Por Ale Esclapes -
Na jornada para preencher um vazio interior, a avareza surge quando os métodos anteriores, como a inveja, se mostram ineficazes. A nova estratégia consiste em garantir a posse da maior quantidade possível de bens materiais, que funcionam como meros representantes simbólicos do espaço mental. Essa tentativa de controle absoluto sobre o que é externo reflete uma profunda insegurança interna, buscando na acumulação uma falsa sensação de segurança e preenchimento que nunca se concretiza de fato, apenas adia o confronto com a verdadeira questão.
O avarento opera sob a mesma lógica distorcida que alimenta a inveja, fundamentada na crença de que a posse do outro representa a sua própria perda.
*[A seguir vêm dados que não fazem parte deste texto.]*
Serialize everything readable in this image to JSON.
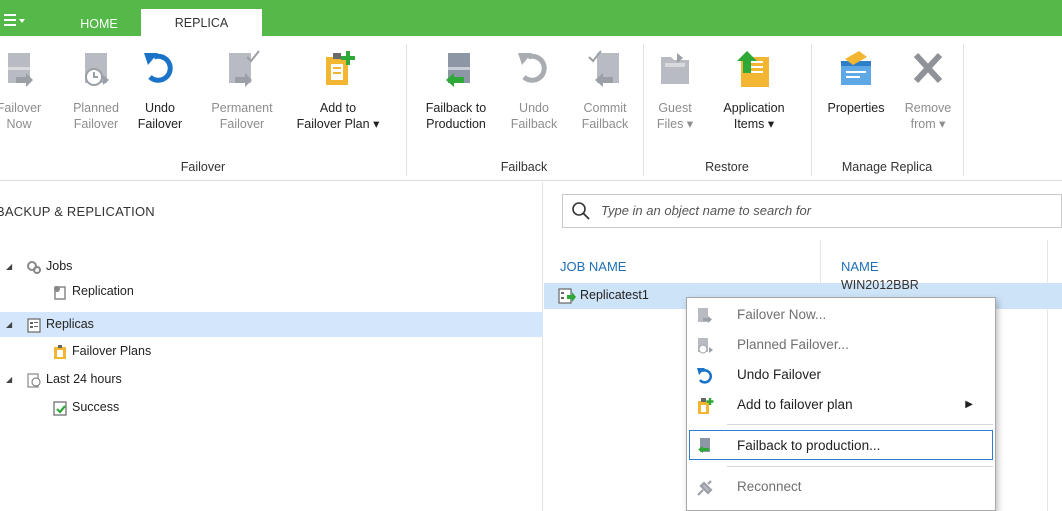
{
  "app": {
    "menu_icon": "hamburger-menu-icon",
    "tabs": [
      "HOME",
      "REPLICA"
    ]
  },
  "ribbon": {
    "failover_group": {
      "label": "Failover",
      "buttons": [
        {
          "line1": "Failover",
          "line2": "Now",
          "icon": "failover-now-icon"
        },
        {
          "line1": "Planned",
          "line2": "Failover",
          "icon": "planned-failover-icon"
        },
        {
          "line1": "Undo",
          "line2": "Failover",
          "icon": "undo-failover-icon"
        },
        {
          "line1": "Permanent",
          "line2": "Failover",
          "icon": "permanent-failover-icon"
        },
        {
          "line1": "Add to",
          "line2": "Failover Plan ▾",
          "icon": "add-to-plan-icon"
        }
      ]
    },
    "failback_group": {
      "label": "Failback",
      "buttons": [
        {
          "line1": "Failback to",
          "line2": "Production",
          "icon": "failback-to-production-icon"
        },
        {
          "line1": "Undo",
          "line2": "Failback",
          "icon": "undo-failback-icon"
        },
        {
          "line1": "Commit",
          "line2": "Failback",
          "icon": "commit-failback-icon"
        }
      ]
    },
    "restore_group": {
      "label": "Restore",
      "buttons": [
        {
          "line1": "Guest",
          "line2": "Files ▾",
          "icon": "guest-files-icon"
        },
        {
          "line1": "Application",
          "line2": "Items ▾",
          "icon": "application-items-icon"
        }
      ]
    },
    "manage_group": {
      "label": "Manage Replica",
      "buttons": [
        {
          "line1": "Properties",
          "line2": "",
          "icon": "properties-icon"
        },
        {
          "line1": "Remove",
          "line2": "from ▾",
          "icon": "remove-icon"
        }
      ]
    }
  },
  "left_panel": {
    "title": "BACKUP & REPLICATION",
    "tree": [
      {
        "label": "Jobs",
        "icon": "jobs-icon"
      },
      {
        "label": "Replication",
        "icon": "replication-icon"
      },
      {
        "label": "Replicas",
        "icon": "replicas-icon"
      },
      {
        "label": "Failover Plans",
        "icon": "failover-plans-icon"
      },
      {
        "label": "Last 24 hours",
        "icon": "last-24-hours-icon"
      },
      {
        "label": "Success",
        "icon": "success-icon"
      }
    ]
  },
  "right_panel": {
    "search_placeholder": "Type in an object name to search for",
    "columns": [
      "JOB NAME",
      "NAME"
    ],
    "rows": [
      {
        "job_name": "Replicatest1",
        "name": "WIN2012BBR"
      }
    ]
  },
  "context_menu": {
    "items": [
      {
        "label": "Failover Now...",
        "icon": "failover-now-icon"
      },
      {
        "label": "Planned Failover...",
        "icon": "planned-failover-icon"
      },
      {
        "label": "Undo Failover",
        "icon": "undo-failover-icon"
      },
      {
        "label": "Add to failover plan",
        "icon": "add-to-plan-icon",
        "submenu_arrow": "▶"
      },
      {
        "label": "Failback to production...",
        "icon": "failback-to-production-icon"
      },
      {
        "label": "Reconnect",
        "icon": "reconnect-icon"
      }
    ]
  },
  "colors": {
    "brand_green": "#54b948",
    "selection_blue": "#cde3f7",
    "link_blue": "#1f6fb5",
    "undo_blue": "#1a73c9"
  }
}
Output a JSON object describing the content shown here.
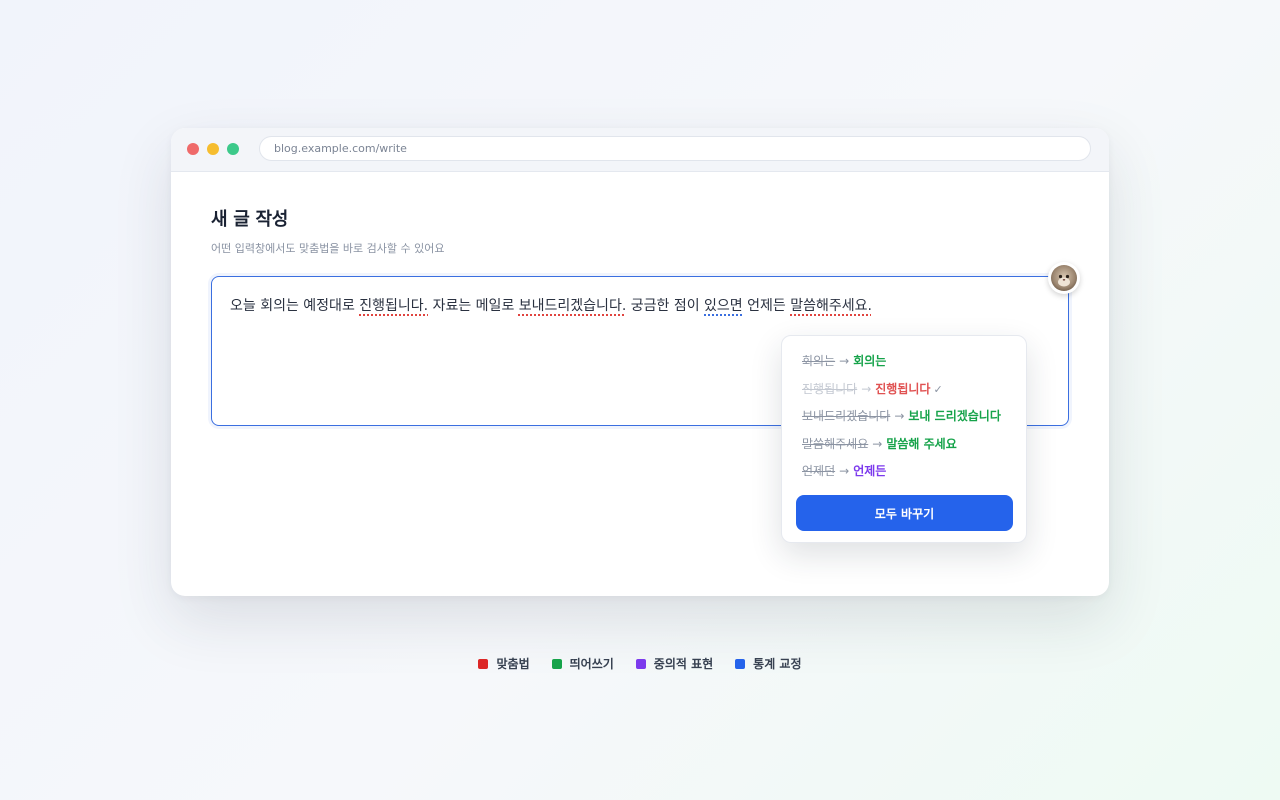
{
  "browser": {
    "url": "blog.example.com/write"
  },
  "page": {
    "title": "새 글 작성",
    "subtitle": "어떤 입력창에서도 맞춤법을 바로 검사할 수 있어요"
  },
  "editor": {
    "segments": [
      {
        "text": "오늘 회의는 예정대로 ",
        "error": ""
      },
      {
        "text": "진행됩니다.",
        "error": "red"
      },
      {
        "text": " 자료는 메일로 ",
        "error": ""
      },
      {
        "text": "보내드리겠습니다.",
        "error": "red"
      },
      {
        "text": " 궁금한 점이 ",
        "error": ""
      },
      {
        "text": "있으면",
        "error": "blue"
      },
      {
        "text": " 언제든 ",
        "error": ""
      },
      {
        "text": "말씀해주세요.",
        "error": "red"
      }
    ]
  },
  "suggestions": {
    "items": [
      {
        "original": "회의는",
        "fixed": "회의는",
        "color": "#16a34a",
        "applied": false
      },
      {
        "original": "진행됩니다",
        "fixed": "진행됩니다",
        "color": "#e05252",
        "applied": true
      },
      {
        "original": "보내드리겠습니다",
        "fixed": "보내 드리겠습니다",
        "color": "#16a34a",
        "applied": false
      },
      {
        "original": "말씀해주세요",
        "fixed": "말씀해 주세요",
        "color": "#16a34a",
        "applied": false
      },
      {
        "original": "언제던",
        "fixed": "언제든",
        "color": "#7c3aed",
        "applied": false
      }
    ],
    "arrow": "→",
    "check_mark": "✓",
    "replace_all_label": "모두 바꾸기"
  },
  "legend": [
    {
      "label": "맞춤법",
      "color": "#dc2626"
    },
    {
      "label": "띄어쓰기",
      "color": "#16a34a"
    },
    {
      "label": "중의적 표현",
      "color": "#7c3aed"
    },
    {
      "label": "통계 교정",
      "color": "#2563eb"
    }
  ]
}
Sob o lema "se o outro tem, é sinal de que eu não tenho", ele se lança em uma busca incessante por acumular o máximo que pode, enquanto se recusa a compartilhar qualquer parte do que possui. Essa mentalidade de soma zero transforma a vida em uma competição constante, onde cada bem adquirido pelo próximo é visto como uma ameaça direta à sua própria suficiência.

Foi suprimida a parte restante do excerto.